Underneath that, it says, "Alternater -- Rs. 6000." And a squiggle.

I laugh. I really do. I hand him back the piece of paper and tell the "mechanic" to take out his alternator. He refuses, the other guy goes, "But I got you the bill!" Then JC steps in, all masterfully again (mmmmmm) and says, "Take it out." They do and then ask for labour charges. I wave them away. They watch me go, pouting.

We were very close to being had.

This is a public service announcement for anyone who drives in this crazy city. Your car is not on fire. But somebody's pants are.










*my scientific term for anything under a car hood.
** channelling Scarlett O'Hara

11 December 2009

Never too old to be the birthday girl

If you know me, then you know my birthday is possibly the HUGEST DEAL IN THE WORLD to me. It's true. In the past, I began talking about it in like August, because I was so excited and now, I'm not much better, though I have managed to hold off till at least November before I make plans. People are amused, because, well, at 28, you expect someone to take a chill pill already about turning a year older, but it's so exciting! And it's a day all about meeeeeeeeeeeeeeeeeeee! And more meeeeeeeeeeeeeeeeeeeee! How can you not love that? So in honour of the upcoming weekend, I'm doing a list post of my top five absolutely favourite birthdays. (Add your own memories in the comments.)
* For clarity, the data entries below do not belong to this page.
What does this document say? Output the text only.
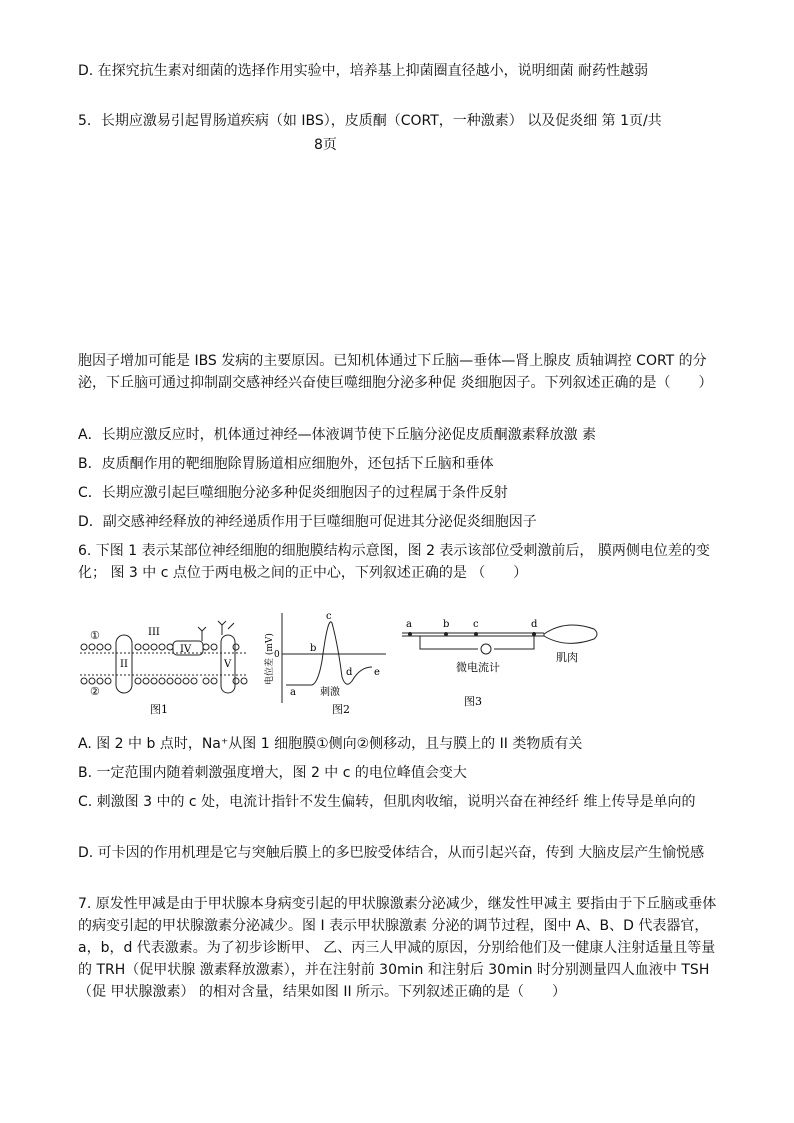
D. 在探究抗生素对细菌的选择作用实验中，培养基上抑菌圈直径越小，说明细菌 耐药性越弱
5．长期应激易引起胃肠道疾病（如 IBS），皮质酮（CORT，一种激素） 以及促炎细 第 1页/共
8页
胞因子增加可能是 IBS 发病的主要原因。已知机体通过下丘脑—垂体—肾上腺皮 质轴调控 CORT 的分泌，下丘脑可通过抑制副交感神经兴奋使巨噬细胞分泌多种促 炎细胞因子。下列叙述正确的是（　　）
A．长期应激反应时，机体通过神经—体液调节使下丘脑分泌促皮质酮激素释放激 素
B．皮质酮作用的靶细胞除胃肠道相应细胞外，还包括下丘脑和垂体
C．长期应激引起巨噬细胞分泌多种促炎细胞因子的过程属于条件反射
D．副交感神经释放的神经递质作用于巨噬细胞可促进其分泌促炎细胞因子
6. 下图 1 表示某部位神经细胞的细胞膜结构示意图，图 2 表示该部位受刺激前后， 膜两侧电位差的变化； 图 3 中 c 点位于两电极之间的正中心，下列叙述正确的是 （　　）
①
②
II
III
IV
V
图1
电位差 (mV) 0
a
b
c
d e
刺激
图2
a	b c	d
微电流计
肌肉
图3
A. 图 2 中 b 点时，Na⁺从图 1 细胞膜①侧向②侧移动，且与膜上的 II 类物质有关
B. 一定范围内随着刺激强度增大，图 2 中 c 的电位峰值会变大
C. 刺激图 3 中的 c 处，电流计指针不发生偏转，但肌肉收缩，说明兴奋在神经纤 维上传导是单向的
D. 可卡因的作用机理是它与突触后膜上的多巴胺受体结合，从而引起兴奋，传到 大脑皮层产生愉悦感
7. 原发性甲减是由于甲状腺本身病变引起的甲状腺激素分泌减少，继发性甲减主 要指由于下丘脑或垂体的病变引起的甲状腺激素分泌减少。图 I 表示甲状腺激素 分泌的调节过程，图中 A、B、D 代表器官，a，b，d 代表激素。为了初步诊断甲、 乙、丙三人甲减的原因，分别给他们及一健康人注射适量且等量的 TRH（促甲状腺 激素释放激素），并在注射前 30min 和注射后 30min 时分别测量四人血液中 TSH（促 甲状腺激素） 的相对含量，结果如图 II 所示。下列叙述正确的是（　　）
1. Age 13, December 1994--my "disco" themed birthday: Got a sound system and strobe lights and decked out my entire living room like a disco. I wore a tube skirt and a white top with a black crochet vest and a silver belt around my waist. I called about 20 people from school, we had dinner and danced and best of all, I got Canada Dry (that ginger ale) for drinks, so we could pretend we were drinking beer and feel very grown up.

2. Age 22, December 2003--This birthday stands out because I! GOT! A! CAR! Best birthday present of all time. I can't remember what I did with the day, but I do remember driving everywhere and leaving the plastic on for ages.

3. Age 25, December 2006-- Combination birthday/leaving do from Delhi. This just stands out because there were lots and lots of people and so much nostalgia/sentimentality. It makes me all awwww even thinking about it.

4. Age 3 or 4, December 1984/85--Got a Hansel and Gretel cake designed for my birthday (An aside: I always wanted a very elaborately shaped cake and so my mum and I would together design it and take it in to Nirula's which did a good job. The other day, I go to Nirula's and I'm flipping through their cake book and oh. my. god! There are all my cakes passing off as Nirula's designs! Can you sue for cake plagiarism?) This was a big deal, because I was terrified of the witch and in a moment of birthday triumph, I grabbed her marzipan figure and bit off her head. Ha-ha. So there, witch!

5. Age 19, December 2001--I was in college for this birthday and my friend and I had a joint do at her house. It was my first experience with organising a party completely unassisted by my parents (even though she did the organising, being much better at it. I just followed orders.) Also, this was the year I was introduced to the marvel of cellphone technology, having received my first phone from the 'rents--a beautiful, purple, Motorola Talkabout. (This year, I have asked for a new cellphone again, going for the HTC Tattoo.)


Ah, good times. This year, we do a poolside brunch (the nice thing about living in a city with summer all year round). And JC is back tomorrow, ending our long separation and life. is. good.